Unit 09 of 10

Unit 9: Experimentation and iteration for probabilistic features

Learning objectives

Design experiments for AI features that produce variable outputs. Set appropriate success thresholds for probabilistic features. Build iteration rhythms that account for model behavior evolution.

Video script

Reading material

The AI experimentation playbook

Phase 1: Internal quality testing. Before any user sees the feature, test the AI's output quality internally. Have team members review a sample of outputs and rate them. This catches obvious quality issues cheaply.

Phase 2: Dogfooding. Use the AI feature within your own team for real work. If you wouldn't trust it for your own tasks, users won't either. This phase also generates ideas for improvement that pure testing misses.

Phase 3: Limited beta. Release to a small group of users who have agreed to provide feedback. Watch them closely. This group should be representative of your target users, not just enthusiastic early adopters.

Phase 4: Controlled rollout. A/B test with proper controls. Measure across all four metric layers. Run the test for at least two weeks, longer if trust dynamics are important.

Phase 5: Full rollout with monitoring. Launch to all users with active monitoring.
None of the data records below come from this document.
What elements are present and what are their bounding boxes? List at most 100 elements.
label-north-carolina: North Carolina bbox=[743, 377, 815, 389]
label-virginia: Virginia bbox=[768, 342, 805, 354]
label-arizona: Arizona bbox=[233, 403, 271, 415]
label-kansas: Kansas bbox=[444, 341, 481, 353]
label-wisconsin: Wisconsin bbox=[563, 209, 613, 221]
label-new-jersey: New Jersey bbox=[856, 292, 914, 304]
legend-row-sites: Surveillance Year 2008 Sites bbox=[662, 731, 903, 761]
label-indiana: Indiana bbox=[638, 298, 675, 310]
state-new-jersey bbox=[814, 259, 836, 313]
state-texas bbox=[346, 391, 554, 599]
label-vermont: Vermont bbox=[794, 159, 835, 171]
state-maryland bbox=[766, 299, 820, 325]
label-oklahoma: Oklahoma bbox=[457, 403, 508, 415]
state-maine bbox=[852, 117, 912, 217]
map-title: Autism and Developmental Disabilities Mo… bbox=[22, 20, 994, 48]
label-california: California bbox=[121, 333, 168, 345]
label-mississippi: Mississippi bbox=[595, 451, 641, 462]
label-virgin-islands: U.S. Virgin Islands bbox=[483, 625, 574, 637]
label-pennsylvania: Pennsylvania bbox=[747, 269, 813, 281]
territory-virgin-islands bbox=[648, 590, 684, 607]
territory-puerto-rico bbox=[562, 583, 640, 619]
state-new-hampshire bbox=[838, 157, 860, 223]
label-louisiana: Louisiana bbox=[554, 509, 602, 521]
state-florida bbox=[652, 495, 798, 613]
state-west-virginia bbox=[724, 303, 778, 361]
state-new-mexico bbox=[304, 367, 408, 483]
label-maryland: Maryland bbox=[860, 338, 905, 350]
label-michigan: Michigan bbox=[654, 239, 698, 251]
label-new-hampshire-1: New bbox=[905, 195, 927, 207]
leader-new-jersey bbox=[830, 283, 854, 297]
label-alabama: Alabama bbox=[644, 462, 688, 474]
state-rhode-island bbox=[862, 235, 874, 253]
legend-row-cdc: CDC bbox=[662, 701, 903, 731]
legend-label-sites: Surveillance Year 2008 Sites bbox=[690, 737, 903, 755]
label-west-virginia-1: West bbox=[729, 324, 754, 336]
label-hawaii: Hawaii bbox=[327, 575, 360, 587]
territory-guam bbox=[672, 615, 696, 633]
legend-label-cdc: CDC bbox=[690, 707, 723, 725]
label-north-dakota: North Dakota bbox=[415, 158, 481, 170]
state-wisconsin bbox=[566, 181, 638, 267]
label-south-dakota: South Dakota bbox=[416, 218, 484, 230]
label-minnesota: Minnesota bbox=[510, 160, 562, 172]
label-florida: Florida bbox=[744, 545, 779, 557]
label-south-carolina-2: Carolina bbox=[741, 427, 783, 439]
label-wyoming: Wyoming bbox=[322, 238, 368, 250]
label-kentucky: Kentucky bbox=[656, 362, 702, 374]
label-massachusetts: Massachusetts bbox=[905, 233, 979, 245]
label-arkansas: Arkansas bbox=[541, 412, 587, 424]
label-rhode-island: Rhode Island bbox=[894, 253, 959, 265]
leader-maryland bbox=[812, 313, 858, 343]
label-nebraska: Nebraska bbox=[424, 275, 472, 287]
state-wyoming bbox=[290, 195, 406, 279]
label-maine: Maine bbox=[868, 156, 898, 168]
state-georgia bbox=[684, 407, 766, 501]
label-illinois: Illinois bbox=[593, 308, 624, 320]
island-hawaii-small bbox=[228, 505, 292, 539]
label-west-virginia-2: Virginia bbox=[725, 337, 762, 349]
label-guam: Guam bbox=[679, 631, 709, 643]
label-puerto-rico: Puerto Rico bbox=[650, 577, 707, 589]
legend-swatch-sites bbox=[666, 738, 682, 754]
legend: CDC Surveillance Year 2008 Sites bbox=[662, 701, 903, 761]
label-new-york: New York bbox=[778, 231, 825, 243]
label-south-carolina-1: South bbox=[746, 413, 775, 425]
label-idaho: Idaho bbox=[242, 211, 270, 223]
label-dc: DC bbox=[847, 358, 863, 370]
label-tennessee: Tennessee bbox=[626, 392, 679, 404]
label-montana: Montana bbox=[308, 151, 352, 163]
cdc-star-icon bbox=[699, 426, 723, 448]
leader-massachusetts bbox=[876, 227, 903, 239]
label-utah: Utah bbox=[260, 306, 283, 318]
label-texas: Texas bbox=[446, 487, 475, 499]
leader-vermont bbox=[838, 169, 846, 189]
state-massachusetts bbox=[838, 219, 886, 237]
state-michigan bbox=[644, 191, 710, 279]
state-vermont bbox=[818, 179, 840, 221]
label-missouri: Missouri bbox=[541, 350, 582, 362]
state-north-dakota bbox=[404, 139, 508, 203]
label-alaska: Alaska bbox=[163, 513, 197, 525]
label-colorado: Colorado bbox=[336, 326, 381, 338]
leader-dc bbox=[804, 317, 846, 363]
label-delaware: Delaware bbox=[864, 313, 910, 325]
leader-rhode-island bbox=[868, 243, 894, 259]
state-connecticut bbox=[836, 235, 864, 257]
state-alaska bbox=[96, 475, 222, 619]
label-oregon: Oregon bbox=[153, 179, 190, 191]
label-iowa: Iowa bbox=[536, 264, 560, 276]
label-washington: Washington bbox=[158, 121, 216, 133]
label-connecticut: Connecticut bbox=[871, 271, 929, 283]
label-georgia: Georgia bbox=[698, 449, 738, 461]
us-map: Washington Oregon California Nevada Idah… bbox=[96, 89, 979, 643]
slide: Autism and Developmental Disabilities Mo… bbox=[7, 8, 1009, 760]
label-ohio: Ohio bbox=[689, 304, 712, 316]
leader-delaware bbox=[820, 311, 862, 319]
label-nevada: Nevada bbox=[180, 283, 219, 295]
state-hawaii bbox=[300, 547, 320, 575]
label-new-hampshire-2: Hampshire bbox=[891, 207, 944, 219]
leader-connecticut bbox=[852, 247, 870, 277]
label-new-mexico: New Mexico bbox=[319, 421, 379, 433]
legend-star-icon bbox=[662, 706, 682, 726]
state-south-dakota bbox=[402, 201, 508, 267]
The experiment doesn't end at launch. Continue monitoring trust metrics and quality metrics because AI performance can shift as usage patterns evolve.

Iteration patterns for AI features

AI features rarely get to "done." They evolve through cycles of monitoring, learning, and improving.

Quality iteration. The model isn't performing well enough for certain use cases. The fix might be additional training data, model tuning, or switching to a different model. This is a collaboration with the ML team.

UX iteration. The model is performing well, but users aren't adopting or trusting the feature. The fix is in the product design: better explanations, easier overrides, different presentation, or better integration into the workflow. This is a collaboration with design.

Scope iteration. The feature works for some use cases but not others. The fix is to narrow or expand the feature's scope based on where it actually adds value. Sometimes a feature that tries to do everything should be narrowed to the three use cases where it works reliably.

Practical exercise

Exercise: Design an AI feature experiment

Choose an AI feature concept from a previous exercise. Design a full experiment plan.

Define the hypothesis: "We believe [this AI feature] will [change this behavior/metric] for [this user segment] because [this reason]."
Design the experiment: what are the variants? How will you segment? What's the sample size? How long will you run it?
Define success criteria: what metric needs to move by how much for you to consider the experiment successful?
Plan for interpretation: what will you do if the results are ambiguous? What qualitative data will you collect alongside the quantitative metrics?
Plan the next iteration: if the experiment succeeds, what's next? If it fails, what are the three most likely reasons and how would you test each one?

Write up your experiment plan as a one-page document.